A light rain had been falling that morning. It subsided by mid-morning, leaving the landscape surrounding the village of Villasavary saturated in color from the sun peeking from behind a curtain of clouds.
For hundreds of years, the Chemin de Saint-Jacques de Compostelle, perhaps known better by its Spanish translation Camino de Santiago, has been a pilgrimage route to the shrine of the apostle James in the Santiago de Compostela Cathedral in Spain. Many medieval pilgrims have undertaken the journey seeking penitence with the more serious sins requiring a longer journey. My six-mile trek wouldn’t have absolved me of too many sins, but I hoped it would wipe out the string of colorful phrases I uttered when, on my return, I slipped on loose gravel, sending me tumbling and making a mess of my knee.
As the flat landscape turned to rolling hills, I passed a small farm where a herd of goats grazed in a grassy enclosure. Since I stopped for a moment, the goats took a moment to come up to me and tell me with loud bleats of all their goat woes, trials, and tribulations. I would have thought a day of munching wet grass in a quiet meadow would be quite the life for a goat, but I was apparently mistaken.
Further along the path, I met a group of six people from Canada and the States, along with their two dogs, out for a morning walk. One of the women asked if I was photographing butterflies, telling me the section of trail was one of the best places in Europe to watch the little winged creatures.
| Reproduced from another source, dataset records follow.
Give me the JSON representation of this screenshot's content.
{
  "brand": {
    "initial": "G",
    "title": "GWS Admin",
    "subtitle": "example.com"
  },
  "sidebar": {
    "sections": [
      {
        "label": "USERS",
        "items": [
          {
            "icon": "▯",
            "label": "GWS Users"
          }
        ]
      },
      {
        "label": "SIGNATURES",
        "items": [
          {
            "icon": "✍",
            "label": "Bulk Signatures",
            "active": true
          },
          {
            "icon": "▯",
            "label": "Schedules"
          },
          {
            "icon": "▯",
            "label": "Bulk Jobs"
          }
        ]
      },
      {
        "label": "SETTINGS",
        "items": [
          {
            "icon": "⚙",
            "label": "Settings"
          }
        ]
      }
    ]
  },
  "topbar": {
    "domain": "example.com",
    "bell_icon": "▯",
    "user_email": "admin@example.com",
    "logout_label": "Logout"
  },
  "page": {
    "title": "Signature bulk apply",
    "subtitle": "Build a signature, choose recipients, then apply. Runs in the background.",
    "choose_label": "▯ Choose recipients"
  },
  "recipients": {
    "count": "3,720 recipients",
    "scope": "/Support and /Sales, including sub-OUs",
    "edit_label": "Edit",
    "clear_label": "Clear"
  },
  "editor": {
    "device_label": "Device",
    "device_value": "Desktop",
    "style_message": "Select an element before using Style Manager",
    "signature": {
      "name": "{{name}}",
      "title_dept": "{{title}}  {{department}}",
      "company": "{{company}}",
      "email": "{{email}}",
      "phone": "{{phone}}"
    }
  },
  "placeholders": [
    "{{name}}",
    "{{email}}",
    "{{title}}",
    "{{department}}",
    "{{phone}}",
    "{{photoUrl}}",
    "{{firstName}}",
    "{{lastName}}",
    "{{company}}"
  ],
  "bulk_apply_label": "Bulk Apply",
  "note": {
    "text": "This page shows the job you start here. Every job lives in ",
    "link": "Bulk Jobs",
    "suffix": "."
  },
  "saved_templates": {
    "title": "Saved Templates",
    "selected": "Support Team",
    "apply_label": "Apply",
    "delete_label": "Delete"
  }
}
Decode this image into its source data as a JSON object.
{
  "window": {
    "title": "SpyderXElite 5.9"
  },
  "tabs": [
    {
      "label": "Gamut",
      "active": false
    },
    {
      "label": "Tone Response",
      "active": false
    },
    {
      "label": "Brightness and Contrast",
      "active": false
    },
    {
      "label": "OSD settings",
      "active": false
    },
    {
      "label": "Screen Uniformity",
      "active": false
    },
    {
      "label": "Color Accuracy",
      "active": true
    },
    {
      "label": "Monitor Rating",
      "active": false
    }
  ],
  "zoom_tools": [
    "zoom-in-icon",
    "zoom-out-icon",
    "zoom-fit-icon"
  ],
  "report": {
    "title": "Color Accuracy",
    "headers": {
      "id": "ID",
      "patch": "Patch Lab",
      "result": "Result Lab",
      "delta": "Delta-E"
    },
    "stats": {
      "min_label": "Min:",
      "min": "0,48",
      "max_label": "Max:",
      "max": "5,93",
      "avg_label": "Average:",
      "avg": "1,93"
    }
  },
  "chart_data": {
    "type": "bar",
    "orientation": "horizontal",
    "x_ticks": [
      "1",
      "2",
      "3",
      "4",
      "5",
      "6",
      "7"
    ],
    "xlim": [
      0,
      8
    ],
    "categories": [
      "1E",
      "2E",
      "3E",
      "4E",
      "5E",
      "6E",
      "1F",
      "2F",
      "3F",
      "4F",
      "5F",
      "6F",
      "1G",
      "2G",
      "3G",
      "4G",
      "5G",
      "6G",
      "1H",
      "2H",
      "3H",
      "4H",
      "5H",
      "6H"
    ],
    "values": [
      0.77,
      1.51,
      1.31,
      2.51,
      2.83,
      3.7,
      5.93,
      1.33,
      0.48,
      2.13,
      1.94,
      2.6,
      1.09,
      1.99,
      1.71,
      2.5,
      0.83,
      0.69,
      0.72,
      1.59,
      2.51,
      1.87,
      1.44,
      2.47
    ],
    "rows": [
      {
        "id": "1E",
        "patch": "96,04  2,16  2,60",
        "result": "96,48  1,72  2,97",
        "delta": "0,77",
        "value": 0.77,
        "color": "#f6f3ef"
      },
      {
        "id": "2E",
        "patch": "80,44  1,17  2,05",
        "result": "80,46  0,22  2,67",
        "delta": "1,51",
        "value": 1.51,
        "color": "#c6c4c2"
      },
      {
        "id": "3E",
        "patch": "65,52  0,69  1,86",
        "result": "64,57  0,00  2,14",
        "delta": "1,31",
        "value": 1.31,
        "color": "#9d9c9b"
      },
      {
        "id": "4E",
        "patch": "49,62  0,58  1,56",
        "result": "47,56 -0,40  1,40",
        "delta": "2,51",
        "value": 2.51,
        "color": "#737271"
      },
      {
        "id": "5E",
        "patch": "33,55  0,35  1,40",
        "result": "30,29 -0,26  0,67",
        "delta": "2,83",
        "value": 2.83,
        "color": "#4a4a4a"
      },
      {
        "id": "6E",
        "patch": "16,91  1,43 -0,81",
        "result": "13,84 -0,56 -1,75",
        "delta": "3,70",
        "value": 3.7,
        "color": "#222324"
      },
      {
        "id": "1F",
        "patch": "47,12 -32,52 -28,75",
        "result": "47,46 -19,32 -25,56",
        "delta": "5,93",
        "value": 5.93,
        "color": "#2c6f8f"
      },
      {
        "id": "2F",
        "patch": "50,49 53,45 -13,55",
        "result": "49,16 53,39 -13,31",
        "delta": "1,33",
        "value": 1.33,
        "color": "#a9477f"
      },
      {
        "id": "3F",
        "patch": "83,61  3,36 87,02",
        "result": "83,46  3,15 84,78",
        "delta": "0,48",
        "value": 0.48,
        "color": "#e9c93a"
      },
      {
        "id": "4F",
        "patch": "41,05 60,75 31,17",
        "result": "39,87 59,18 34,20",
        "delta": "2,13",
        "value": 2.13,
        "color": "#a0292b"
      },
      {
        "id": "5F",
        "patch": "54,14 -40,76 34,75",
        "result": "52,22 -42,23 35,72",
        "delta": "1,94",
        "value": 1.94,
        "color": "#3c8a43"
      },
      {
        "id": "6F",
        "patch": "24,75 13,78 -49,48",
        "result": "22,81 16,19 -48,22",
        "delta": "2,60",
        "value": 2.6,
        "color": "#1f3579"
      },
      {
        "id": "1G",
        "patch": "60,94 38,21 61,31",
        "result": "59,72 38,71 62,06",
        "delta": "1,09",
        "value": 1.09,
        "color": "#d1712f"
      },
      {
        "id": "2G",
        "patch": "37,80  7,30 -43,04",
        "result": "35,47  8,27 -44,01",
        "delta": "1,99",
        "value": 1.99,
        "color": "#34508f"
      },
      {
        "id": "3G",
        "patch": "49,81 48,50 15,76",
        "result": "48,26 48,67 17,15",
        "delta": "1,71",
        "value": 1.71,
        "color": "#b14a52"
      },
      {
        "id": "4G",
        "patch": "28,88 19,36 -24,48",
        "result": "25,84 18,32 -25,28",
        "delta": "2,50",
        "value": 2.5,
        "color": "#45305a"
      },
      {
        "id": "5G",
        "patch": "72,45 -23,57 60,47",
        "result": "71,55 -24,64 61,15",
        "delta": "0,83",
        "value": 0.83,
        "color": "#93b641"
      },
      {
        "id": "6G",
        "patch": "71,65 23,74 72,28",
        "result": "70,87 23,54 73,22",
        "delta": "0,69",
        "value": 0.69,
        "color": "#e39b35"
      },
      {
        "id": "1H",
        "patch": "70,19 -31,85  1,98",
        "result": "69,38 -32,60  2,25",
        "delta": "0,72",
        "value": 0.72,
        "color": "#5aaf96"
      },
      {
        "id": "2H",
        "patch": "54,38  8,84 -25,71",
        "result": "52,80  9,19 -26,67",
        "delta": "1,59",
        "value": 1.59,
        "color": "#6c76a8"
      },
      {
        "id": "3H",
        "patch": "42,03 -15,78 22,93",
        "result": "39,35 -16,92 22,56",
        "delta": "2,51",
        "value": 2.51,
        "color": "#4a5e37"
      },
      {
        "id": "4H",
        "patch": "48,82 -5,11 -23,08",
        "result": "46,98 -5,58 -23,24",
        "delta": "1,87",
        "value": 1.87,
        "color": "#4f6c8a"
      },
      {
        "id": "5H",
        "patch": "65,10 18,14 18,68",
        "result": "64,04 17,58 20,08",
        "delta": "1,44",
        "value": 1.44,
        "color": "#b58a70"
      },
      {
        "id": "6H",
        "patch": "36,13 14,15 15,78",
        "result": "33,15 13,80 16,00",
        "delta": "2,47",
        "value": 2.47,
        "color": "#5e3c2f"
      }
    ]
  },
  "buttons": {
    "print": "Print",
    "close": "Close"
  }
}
I had to take her word for it since I saw only one lone butterfly on my entire journey.
We wished each other safe journeys, and I continued along the grassy trail, passing sunflower fields, vineyards, and plowed fields. I thought about all the people who have walked this path before me: the pilgrims, the penitents, the traders and troubadours, and the more recent joggers with their dogs. Aside from the group I had met, however, I had the trail and the view to myself, enjoying the restorative solitude.
Under the cloudy sky, surrounded by lush scenery, time seemed to slow down, it's passing measured by the quiet crunch of the dirt path under my sandals.
The trail ascended through a forest to the village of Fanjeaux, perched atop a green hill with its church tower visible for miles. I’m not one who goes around normally using the word “charming,” but it is entirely fitting when describing Fanjeaux’s medieval center. A group of cats eyed me cautiously as I strolled through the center’s narrow stone streets lined with buildings that feel like they haven’t changed much over the centuries.
At noon, the church bell marked the time, its metallic clangs resonating through the narrow streets and across the countryside. Then silence once more claimed its victory.